Nos miramos. Le sonreí. Se llama María Teresa Escardó. Al acercarme, sus pálidas mejillas se tiñeron de rojo. Bajó la mirada, pero sonrió. Es la menor de seis hermanos, y lejos de añorar un futuro de independencia y progreso personal, se ha pasado sus diecinueve años cuidando de su madre enferma, limpiando la casa y cocinando para sus hermanos y su padre. Apenas ha ido a la escuela primaria, y eso se nota en su tono bajo de voz, en la dubitativa manera de hablar, como si le costara elegir las palabras correctas. Más allá de su exótica belleza, algo en ella me dio ternura, ¿o será compasión? La he invitado a salir.

Hoy le propuse matrimonio a María Teresa. Un mes me bastó para conocerla. Es una mujer noble, nacida y criada para quedarse en su casa cuidando de su familia. Es incapaz de cuestionarme nada, algo que podría resultar aburrido pero que en la práctica va a ser positivo para ocultarle mi doble vida. Boulard se ha encargado de repetirnos una y otra vez que nadie puede conocer nuestras acciones salvo nosotros tres. Karl y Lara se han puesto contentos con la noticia de mi boda. Incluso, creo que su relación ha mejorado con mi partida de la casa. María Teresa cree que son ex vecinos míos de Alemania. No sabe nada de nuestras actividades clandestinas, que últimamente han entrado en un estado de confusión. A lo largo del mundo, otras células han confirmado el escape de jerarcas nazis a América. Sobre todo, las pistas en Argentina nos conducen a la provincia de Córdoba.
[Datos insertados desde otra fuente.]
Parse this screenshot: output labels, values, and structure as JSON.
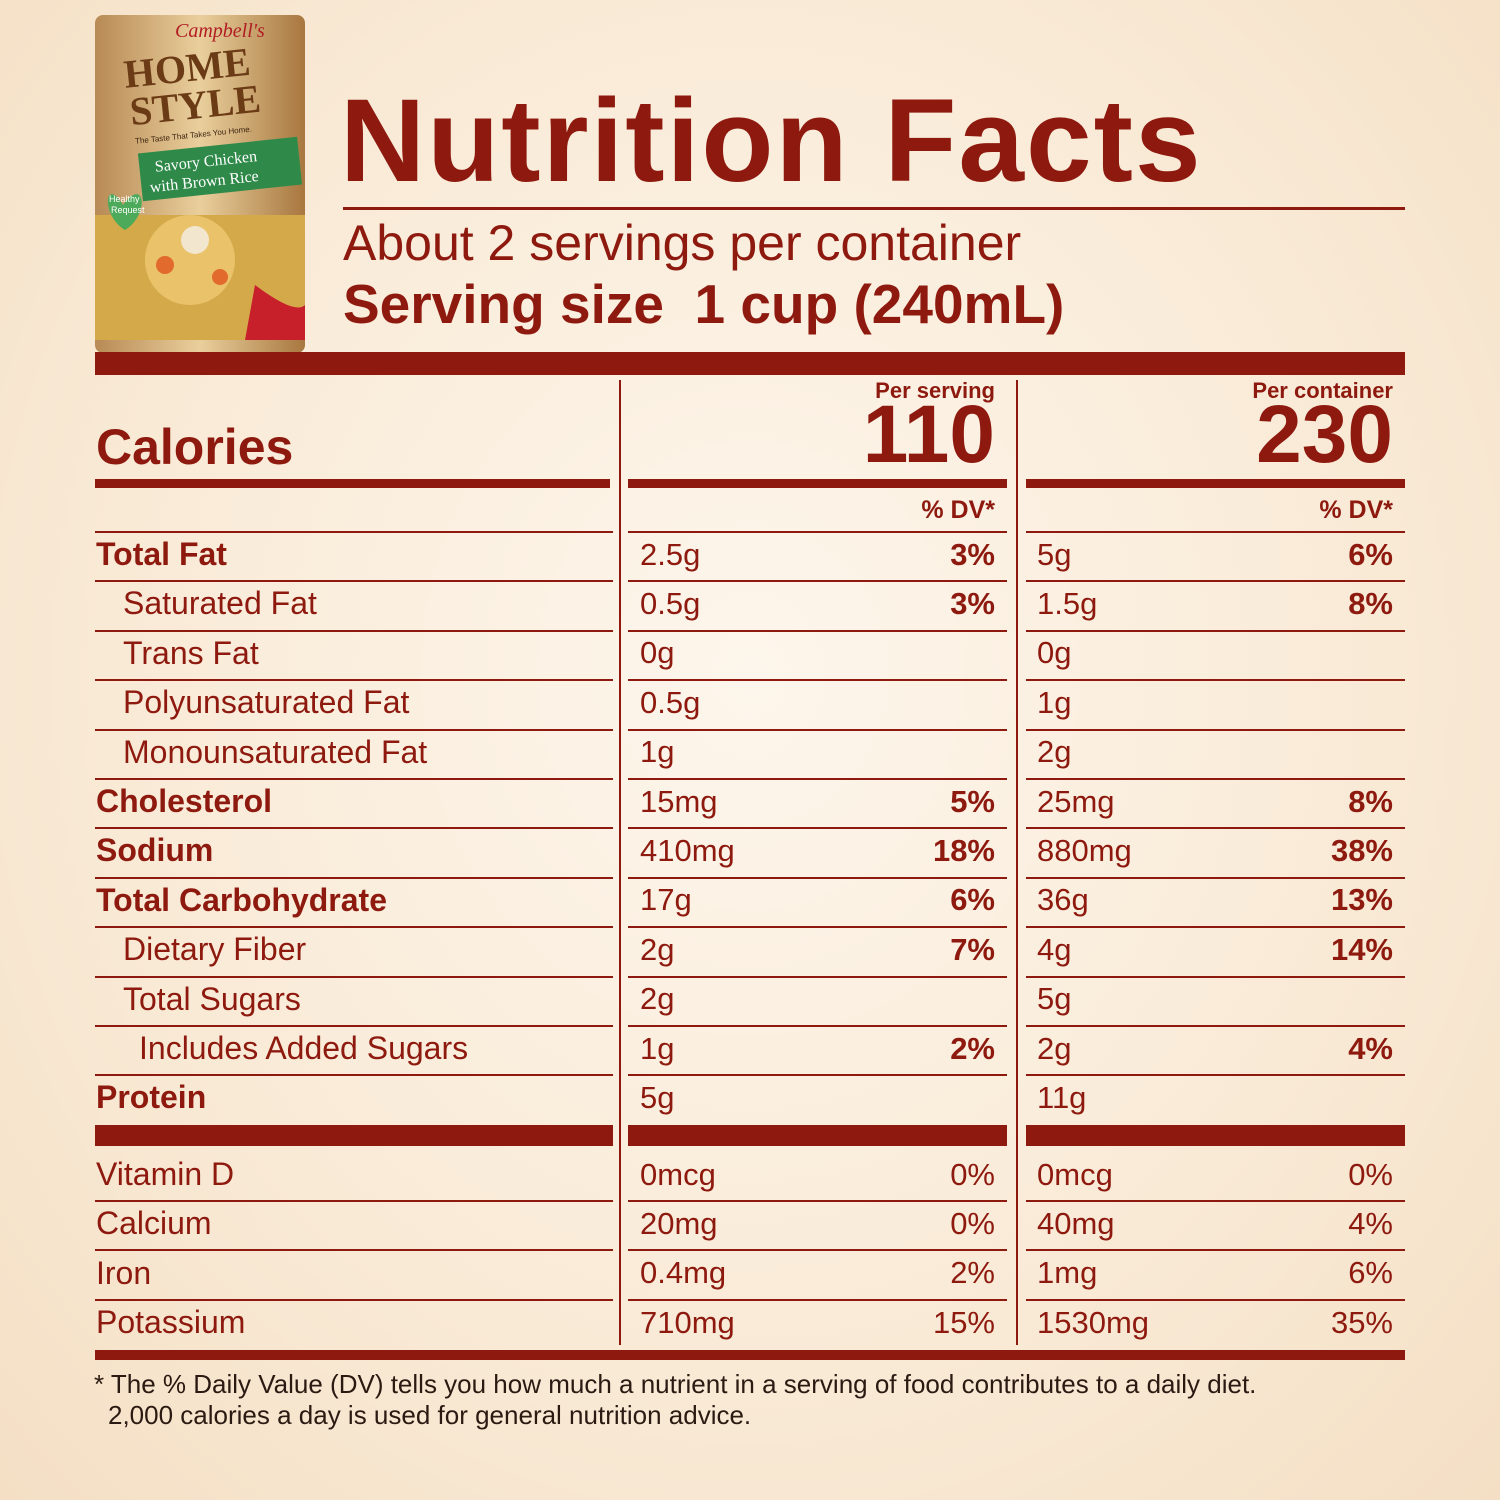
{
  "product": {
    "brand": "Campbell's",
    "line": [
      "HOME",
      "STYLE"
    ],
    "tagline": "The Taste That Takes You Home.",
    "variety": [
      "Savory Chicken",
      "with Brown Rice"
    ],
    "badge": [
      "Healthy",
      "Request"
    ]
  },
  "header": {
    "title": "Nutrition Facts",
    "servings": "About 2 servings per container",
    "serving_size": "Serving size  1 cup (240mL)"
  },
  "table": {
    "calories_label": "Calories",
    "columns": [
      {
        "heading": "Per serving",
        "calories": "110",
        "dv_heading": "% DV*"
      },
      {
        "heading": "Per container",
        "calories": "230",
        "dv_heading": "% DV*"
      }
    ],
    "rows": [
      {
        "name": "Total Fat",
        "values": [
          [
            "2.5g",
            "3%"
          ],
          [
            "5g",
            "6%"
          ]
        ]
      },
      {
        "name": "Saturated Fat",
        "values": [
          [
            "0.5g",
            "3%"
          ],
          [
            "1.5g",
            "8%"
          ]
        ]
      },
      {
        "name": "Trans Fat",
        "values": [
          [
            "0g",
            null
          ],
          [
            "0g",
            null
          ]
        ]
      },
      {
        "name": "Polyunsaturated Fat",
        "values": [
          [
            "0.5g",
            null
          ],
          [
            "1g",
            null
          ]
        ]
      },
      {
        "name": "Monounsaturated Fat",
        "values": [
          [
            "1g",
            null
          ],
          [
            "2g",
            null
          ]
        ]
      },
      {
        "name": "Cholesterol",
        "values": [
          [
            "15mg",
            "5%"
          ],
          [
            "25mg",
            "8%"
          ]
        ]
      },
      {
        "name": "Sodium",
        "values": [
          [
            "410mg",
            "18%"
          ],
          [
            "880mg",
            "38%"
          ]
        ]
      },
      {
        "name": "Total Carbohydrate",
        "values": [
          [
            "17g",
            "6%"
          ],
          [
            "36g",
            "13%"
          ]
        ]
      },
      {
        "name": "Dietary Fiber",
        "values": [
          [
            "2g",
            "7%"
          ],
          [
            "4g",
            "14%"
          ]
        ]
      },
      {
        "name": "Total Sugars",
        "values": [
          [
            "2g",
            null
          ],
          [
            "5g",
            null
          ]
        ]
      },
      {
        "name": "Includes Added Sugars",
        "values": [
          [
            "1g",
            "2%"
          ],
          [
            "2g",
            "4%"
          ]
        ]
      },
      {
        "name": "Protein",
        "values": [
          [
            "5g",
            null
          ],
          [
            "11g",
            null
          ]
        ]
      }
    ],
    "vitamins": [
      {
        "name": "Vitamin D",
        "values": [
          [
            "0mcg",
            "0%"
          ],
          [
            "0mcg",
            "0%"
          ]
        ]
      },
      {
        "name": "Calcium",
        "values": [
          [
            "20mg",
            "0%"
          ],
          [
            "40mg",
            "4%"
          ]
        ]
      },
      {
        "name": "Iron",
        "values": [
          [
            "0.4mg",
            "2%"
          ],
          [
            "1mg",
            "6%"
          ]
        ]
      },
      {
        "name": "Potassium",
        "values": [
          [
            "710mg",
            "15%"
          ],
          [
            "1530mg",
            "35%"
          ]
        ]
      }
    ]
  },
  "footnote": [
    "* The % Daily Value (DV) tells you how much a nutrient in a serving of food contributes to a daily diet.",
    "2,000 calories a day is used for general nutrition advice."
  ]
}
En mis viajes de negocios, he aprovechado para recorrer ciudades, montes, indagando sin lograr ningún dato firme. Es curioso el ser humano. Puede pasar por las peores tragedias, pero llegado un punto sólo pide olvidar para poder seguir. El mundo se ha contentado con ahorcar a unos pocos perros del Monstruo, y todo ha vuelto a ponerse en marcha. Incluso yo, he decidido olvidar a Kristen y casarme con otra. Así es la vida. ¿O deberá ser así para que pueda haber vida?